When Roy Scheider died on Sunday at the age of 75, many obit writers identified him simply as “the sheriff from ‘Jaws’” and, if they had some space, it was also noted that the actor appeared in “All That Jazz” and “The French Connection.”
The star gave very strong performances in all three of those classics, but I think my favorite Scheider character was the adulterous businessman he played in a virtually unseen 1986 John Frankenheimer drama, “52 Pick-Up.”
Based on an Elmore Leonard novel, the film is a tough and rather nasty look at the intersection of high life and low life in Los Angeles two decades ago. It’s a crime drama that packs an unusually strong emotional punch.
The Scheider character is married to a rising politician (Ann-Margret), but has been having an affair with a pretty young actress (Kelly Preston), new to L.A., who is falling into the porn/prostitution underworld.
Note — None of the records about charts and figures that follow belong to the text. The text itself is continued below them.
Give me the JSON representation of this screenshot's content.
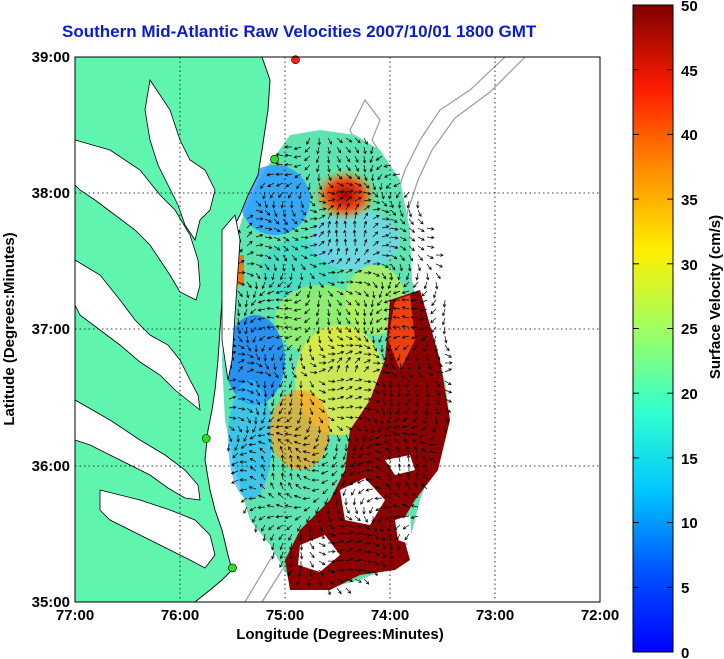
{
  "title": "Southern Mid-Atlantic Raw Velocities 2007/10/01 1800 GMT",
  "axes": {
    "xlabel": "Longitude (Degrees:Minutes)",
    "ylabel": "Latitude (Degrees:Minutes)",
    "x_ticks": [
      "77:00",
      "76:00",
      "75:00",
      "74:00",
      "73:00",
      "72:00"
    ],
    "y_ticks": [
      "39:00",
      "38:00",
      "37:00",
      "36:00",
      "35:00"
    ],
    "xlim": [
      -77,
      -72
    ],
    "ylim": [
      35,
      39
    ]
  },
  "colorbar": {
    "label": "Surface Velocity (cm/s)",
    "ticks": [
      "50",
      "45",
      "40",
      "35",
      "30",
      "25",
      "20",
      "15",
      "10",
      "5",
      "0"
    ],
    "range": [
      0,
      50
    ],
    "colormap": "jet"
  },
  "colors": {
    "land": "#5ff5ae",
    "coast": "#000000",
    "bathymetry": "#9a9a9a",
    "title": "#0a1bd6",
    "station_green": "#27e21f",
    "station_red": "#e8281c"
  },
  "stations": [
    {
      "lon": -74.9,
      "lat": 38.98,
      "state": "red"
    },
    {
      "lon": -75.1,
      "lat": 38.25,
      "state": "green"
    },
    {
      "lon": -75.75,
      "lat": 36.2,
      "state": "green"
    },
    {
      "lon": -75.5,
      "lat": 35.25,
      "state": "green"
    }
  ]
}
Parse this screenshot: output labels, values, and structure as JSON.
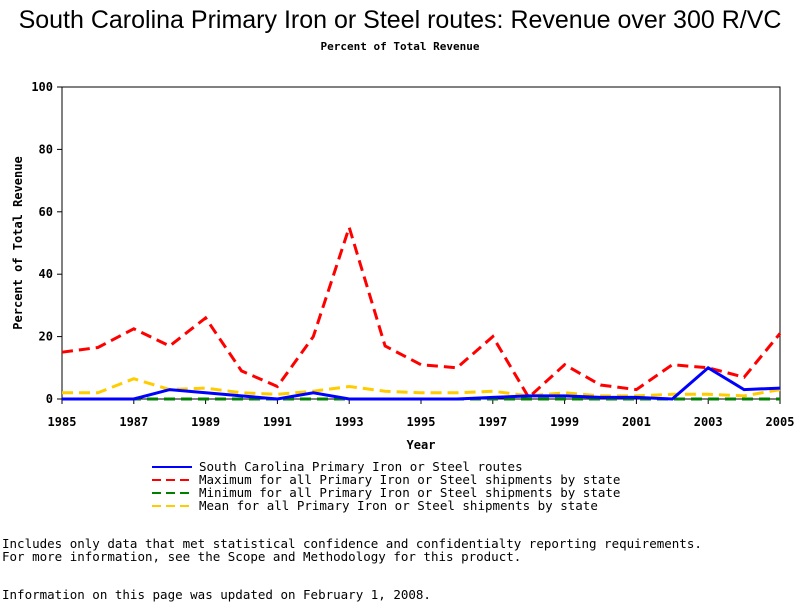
{
  "chart_data": {
    "type": "line",
    "title": "South Carolina Primary Iron or Steel routes: Revenue over 300 R/VC",
    "subtitle": "Percent of Total Revenue",
    "xlabel": "Year",
    "ylabel": "Percent of Total Revenue",
    "xlim": [
      1985,
      2005
    ],
    "ylim": [
      0,
      100
    ],
    "xticks": [
      1985,
      1987,
      1989,
      1991,
      1993,
      1995,
      1997,
      1999,
      2001,
      2003,
      2005
    ],
    "yticks": [
      0,
      20,
      40,
      60,
      80,
      100
    ],
    "x": [
      1985,
      1986,
      1987,
      1988,
      1989,
      1990,
      1991,
      1992,
      1993,
      1994,
      1995,
      1996,
      1997,
      1998,
      1999,
      2000,
      2001,
      2002,
      2003,
      2004,
      2005
    ],
    "grid": false,
    "legend_position": "bottom",
    "series": [
      {
        "name": "South Carolina Primary Iron or Steel routes",
        "color": "#0000ff",
        "dash": "solid",
        "values": [
          0,
          0,
          0,
          3,
          2,
          1,
          0,
          2,
          0,
          0,
          0,
          0,
          0.5,
          1,
          1,
          0.5,
          0.5,
          0,
          10,
          3,
          3.5
        ]
      },
      {
        "name": "Maximum for all Primary Iron or Steel shipments by state",
        "color": "#ff0000",
        "dash": "dashed",
        "values": [
          15,
          16.5,
          22.5,
          17,
          26,
          9,
          4,
          20,
          55,
          17,
          11,
          10,
          20,
          0.5,
          11,
          4.5,
          3,
          11,
          10,
          7,
          21
        ]
      },
      {
        "name": "Minimum for all Primary Iron or Steel shipments by state",
        "color": "#008000",
        "dash": "dashed",
        "values": [
          0,
          0,
          0,
          0,
          0,
          0,
          0,
          0,
          0,
          0,
          0,
          0,
          0,
          0,
          0,
          0,
          0,
          0,
          0,
          0,
          0
        ]
      },
      {
        "name": "Mean for all Primary Iron or Steel shipments by state",
        "color": "#ffcc00",
        "dash": "dashed",
        "values": [
          2,
          2,
          6.5,
          3,
          3.5,
          2,
          1.5,
          2.5,
          4,
          2.5,
          2,
          2,
          2.5,
          1,
          2,
          1,
          1,
          1.5,
          1.5,
          1,
          3
        ]
      }
    ]
  },
  "notes": {
    "line1": "Includes only data that met statistical confidence and confidentialty reporting requirements.",
    "line2": "For more information, see the Scope and Methodology for this product.",
    "line3": "Information on this page was updated on February 1, 2008."
  }
}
A porn director/pimp (played with ferocious force by John Glover) decides to blackmail the industrialist with a hidden camera video showing Scheider having sex with the actress.
When the man says “no” and finally confesses to his wife about the affair, the blackmailer ups the ante by killing the mistress and pinning the murder on the businessman.
Scheider manages to make us care about a morally dubious man without ever trying to sugar coat what the adulterer has done to his wife.
When Scheider tells his wife about the affair, the result is one of the best acted scenes to be found in any 1980s Hollywood movie. Scheider’s nervous guilt turns to pain as he watches his wife react to the bombshell revelation (Ann-Margret is simply sensational in this scene).
It was clear watching “52 Pick-Up” that Scheider didn’t care if we “liked” the man he played, but he takes us so far into the character’s dilemma that the empathy factor is strong (when the industrialist is shown a tape of his mistress’ murder, we can see that the man is both horrified by what happened to a girl he cared for and terrified that he has walked right into a trap that will probably destroy him).
“52 Pick-Up” was one of the very few good movies produced by the 1980s schlock production company, Golan-Globus — best known for Chuck Norris epics and break dance musicals — and it opened and closed almost simultaneously.
For many years, Frankenheimer was vocal in his pain over the mishandling of the film and the fact that his co-workers Scheider and Glover and Ann-Margret had some of their best screen work go unseen.
“52 Pick-Up” is a lost gem worth searching out.